# Weekend Support Thread Saturday 15th January



## kyles (Jan 15, 2005)

How is everyone doing this weekend? I had a good night out at our works do, and thankfully the food was quite healthy, the dessert wasn't but was so horrible I couldn't eat it (and those of you who know me will know that this means it was completely inedible) And I managed to stay off the alcohol as well!

Work today, Saturday and I have brought my lunch. I have even made a picnic lunch for Sunday, as I will be going out on my own for a walking and museum day in Manchester.

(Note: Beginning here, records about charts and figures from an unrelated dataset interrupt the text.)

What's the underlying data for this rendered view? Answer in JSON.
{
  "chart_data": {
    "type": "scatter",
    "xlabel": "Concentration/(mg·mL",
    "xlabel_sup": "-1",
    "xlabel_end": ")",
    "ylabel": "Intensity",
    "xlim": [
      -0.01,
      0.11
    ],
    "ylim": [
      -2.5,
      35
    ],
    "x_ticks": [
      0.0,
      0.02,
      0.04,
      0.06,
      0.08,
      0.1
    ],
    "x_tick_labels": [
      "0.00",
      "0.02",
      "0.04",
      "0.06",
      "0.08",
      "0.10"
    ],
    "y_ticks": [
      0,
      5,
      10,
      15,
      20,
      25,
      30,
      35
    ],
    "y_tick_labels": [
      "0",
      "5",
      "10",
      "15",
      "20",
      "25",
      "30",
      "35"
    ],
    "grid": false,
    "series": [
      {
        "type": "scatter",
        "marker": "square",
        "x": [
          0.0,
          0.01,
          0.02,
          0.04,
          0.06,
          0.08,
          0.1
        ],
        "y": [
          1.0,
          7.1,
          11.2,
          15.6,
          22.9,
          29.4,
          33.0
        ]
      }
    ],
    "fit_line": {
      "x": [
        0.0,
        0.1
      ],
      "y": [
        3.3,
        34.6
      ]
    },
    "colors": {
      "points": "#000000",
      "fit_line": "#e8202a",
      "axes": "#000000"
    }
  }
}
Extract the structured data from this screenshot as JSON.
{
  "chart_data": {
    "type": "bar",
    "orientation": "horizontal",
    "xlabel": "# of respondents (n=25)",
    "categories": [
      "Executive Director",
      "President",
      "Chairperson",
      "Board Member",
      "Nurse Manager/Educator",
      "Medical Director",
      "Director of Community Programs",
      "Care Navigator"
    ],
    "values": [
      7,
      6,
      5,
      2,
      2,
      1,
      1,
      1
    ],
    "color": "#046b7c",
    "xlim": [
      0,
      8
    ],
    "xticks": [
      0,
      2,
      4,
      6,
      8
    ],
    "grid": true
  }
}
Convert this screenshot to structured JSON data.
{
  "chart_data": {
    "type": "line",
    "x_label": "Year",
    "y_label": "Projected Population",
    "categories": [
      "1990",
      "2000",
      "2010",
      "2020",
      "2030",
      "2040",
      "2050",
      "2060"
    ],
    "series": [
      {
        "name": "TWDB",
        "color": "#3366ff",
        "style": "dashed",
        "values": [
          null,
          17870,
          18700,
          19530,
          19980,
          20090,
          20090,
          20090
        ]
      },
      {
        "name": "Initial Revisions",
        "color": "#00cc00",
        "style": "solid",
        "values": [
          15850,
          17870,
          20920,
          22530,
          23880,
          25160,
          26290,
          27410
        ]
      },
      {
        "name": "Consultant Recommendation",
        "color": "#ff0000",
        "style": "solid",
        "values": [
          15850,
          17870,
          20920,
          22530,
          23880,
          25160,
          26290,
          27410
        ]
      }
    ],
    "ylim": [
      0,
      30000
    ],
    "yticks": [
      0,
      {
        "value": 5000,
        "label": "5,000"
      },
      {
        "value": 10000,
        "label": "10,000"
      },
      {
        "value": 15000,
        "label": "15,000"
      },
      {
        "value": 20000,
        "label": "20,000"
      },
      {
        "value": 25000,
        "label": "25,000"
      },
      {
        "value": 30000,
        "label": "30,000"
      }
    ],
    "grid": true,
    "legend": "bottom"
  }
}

Sunday is also treat day, but not sure what my treat will be yet!


----------



## middie (Jan 15, 2005)

i went and got my workout in before work today.
loat another pound. did really good yesterday
because it was my bf's grandmother's birthday.
guess who avoided the cake? that's right it was
me. i'm so proud of myself.


----------



## kyles (Jan 15, 2005)

A big well done here from a fellow cake addict!!!!


----------



## middie (Jan 15, 2005)

thank you thank you *curtsy*
lol

and awesome job avoiding alcohol kyles *applaude*


----------



## pdswife (Jan 15, 2005)

So far so good.. 
Just had my reg morning coffee.

I'll have a bowl of left over soup for lunch.

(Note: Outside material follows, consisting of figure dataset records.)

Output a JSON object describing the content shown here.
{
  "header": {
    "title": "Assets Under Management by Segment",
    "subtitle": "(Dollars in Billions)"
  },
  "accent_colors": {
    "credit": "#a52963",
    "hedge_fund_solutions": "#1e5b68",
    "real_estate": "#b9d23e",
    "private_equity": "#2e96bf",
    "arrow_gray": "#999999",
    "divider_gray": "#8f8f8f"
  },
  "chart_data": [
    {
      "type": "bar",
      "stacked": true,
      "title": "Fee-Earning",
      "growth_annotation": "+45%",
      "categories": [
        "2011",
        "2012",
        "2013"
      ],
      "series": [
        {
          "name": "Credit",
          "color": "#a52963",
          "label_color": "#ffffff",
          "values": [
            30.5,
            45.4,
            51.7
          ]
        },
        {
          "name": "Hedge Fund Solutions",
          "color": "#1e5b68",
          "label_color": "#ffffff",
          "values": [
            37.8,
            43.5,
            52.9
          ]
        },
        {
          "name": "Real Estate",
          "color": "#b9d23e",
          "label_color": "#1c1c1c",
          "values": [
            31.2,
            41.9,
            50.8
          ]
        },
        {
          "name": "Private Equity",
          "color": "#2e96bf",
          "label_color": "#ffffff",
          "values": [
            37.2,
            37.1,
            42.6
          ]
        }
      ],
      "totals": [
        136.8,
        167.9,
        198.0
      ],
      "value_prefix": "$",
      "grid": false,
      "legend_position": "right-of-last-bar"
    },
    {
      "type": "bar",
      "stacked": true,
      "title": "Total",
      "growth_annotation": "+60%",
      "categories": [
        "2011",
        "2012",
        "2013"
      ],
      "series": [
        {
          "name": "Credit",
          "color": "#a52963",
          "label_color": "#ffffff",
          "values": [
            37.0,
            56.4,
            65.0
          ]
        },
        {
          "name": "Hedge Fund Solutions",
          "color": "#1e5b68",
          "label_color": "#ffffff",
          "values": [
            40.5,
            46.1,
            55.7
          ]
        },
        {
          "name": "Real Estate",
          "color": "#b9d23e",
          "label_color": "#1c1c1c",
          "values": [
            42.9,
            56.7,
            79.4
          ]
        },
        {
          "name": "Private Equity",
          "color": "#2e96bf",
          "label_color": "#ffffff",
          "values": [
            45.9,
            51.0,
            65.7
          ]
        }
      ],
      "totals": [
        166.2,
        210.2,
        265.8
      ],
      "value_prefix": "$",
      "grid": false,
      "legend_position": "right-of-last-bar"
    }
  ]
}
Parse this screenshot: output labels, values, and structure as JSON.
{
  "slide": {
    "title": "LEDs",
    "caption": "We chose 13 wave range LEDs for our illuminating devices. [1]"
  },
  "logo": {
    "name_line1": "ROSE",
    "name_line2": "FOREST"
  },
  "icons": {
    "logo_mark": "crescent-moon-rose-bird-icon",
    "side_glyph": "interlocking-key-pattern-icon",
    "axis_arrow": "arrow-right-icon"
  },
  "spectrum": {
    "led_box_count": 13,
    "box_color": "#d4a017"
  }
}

Paul wants  deep fried squid for dinner....  but, I'll just
have a few.

Any one know a "skinny" dipping sauce for them?


----------



## buckytom (Jan 15, 2005)

saturday is my pig out day. ya gotta have 1 day a week not to worry or think about dieting. besides, there is catered food all over the building for football coverage. so far i've had:
for breakfast, about 6 slices of bacon, 2 pieces of french toast, tater tots, and grapefruit juice.
for lunch, a chicken pot pie, salad, a brownie, and ginger ale.
goin to whole foods to get something for dinner.

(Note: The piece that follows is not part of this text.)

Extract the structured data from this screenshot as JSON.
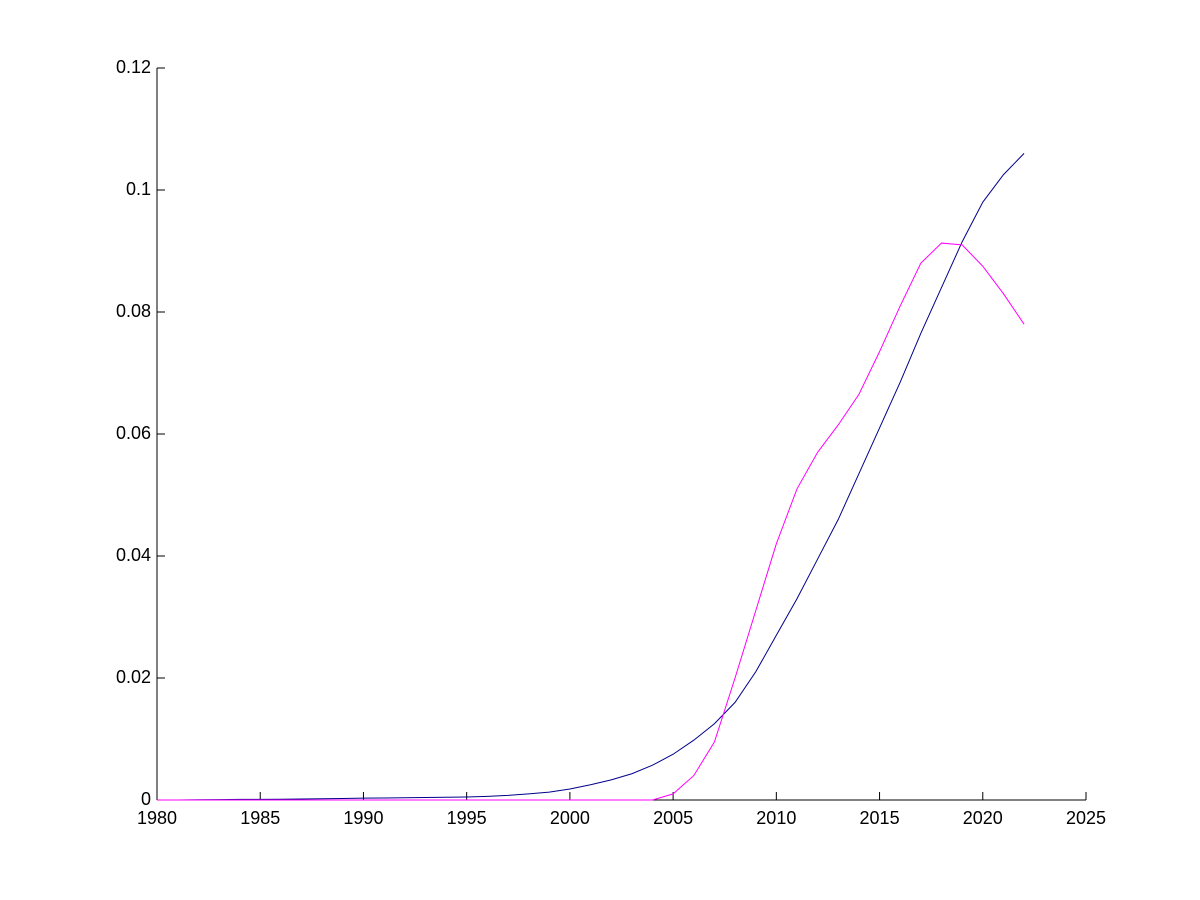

tomorrow, i'm going to try to set up the exercise bike and weights, and get to working out again. hopefully...


----------



## pdswife (Jan 15, 2005)

buckytom said:
			
		

> saturday is my pig out day. ya gotta have 1 day a week not to worry or think about dieting. besides, there is catered food all over the building for football coverage. so far i've had:
> for breakfast, about 6 slices of bacon, 2 pieces of french toast, tater tots, and grapefruit juice.
> for lunch, a chicken pot pie, salad, a brownie, and ginger ale.
> goin to whole foods to get something for dinner.
> ...



Bacon and French toast sounds really good!  Enjoy your day!


----------



## buckytom (Jan 15, 2005)

thanks pdswife, right back atcha! i really gotta start exercising again. i can actually feel the stress and lack of sleep taking it's toll on my heart. and i have a little 25 pound reason to stay healthy now...


----------



## pdswife (Jan 15, 2005)

Get that bike out and start counting the miles!!

I wish I had one....


----------



## wasabi (Jan 15, 2005)

*Middie, such willpower! I love cake. Good girl!

Bucky, yes we must have ONE day of regular food.

I am one week behind you guys, Been sick all week,but did not lose my appetite    I did not lose or gain last week.

Everyone who stayed the course........so proud of you!*


----------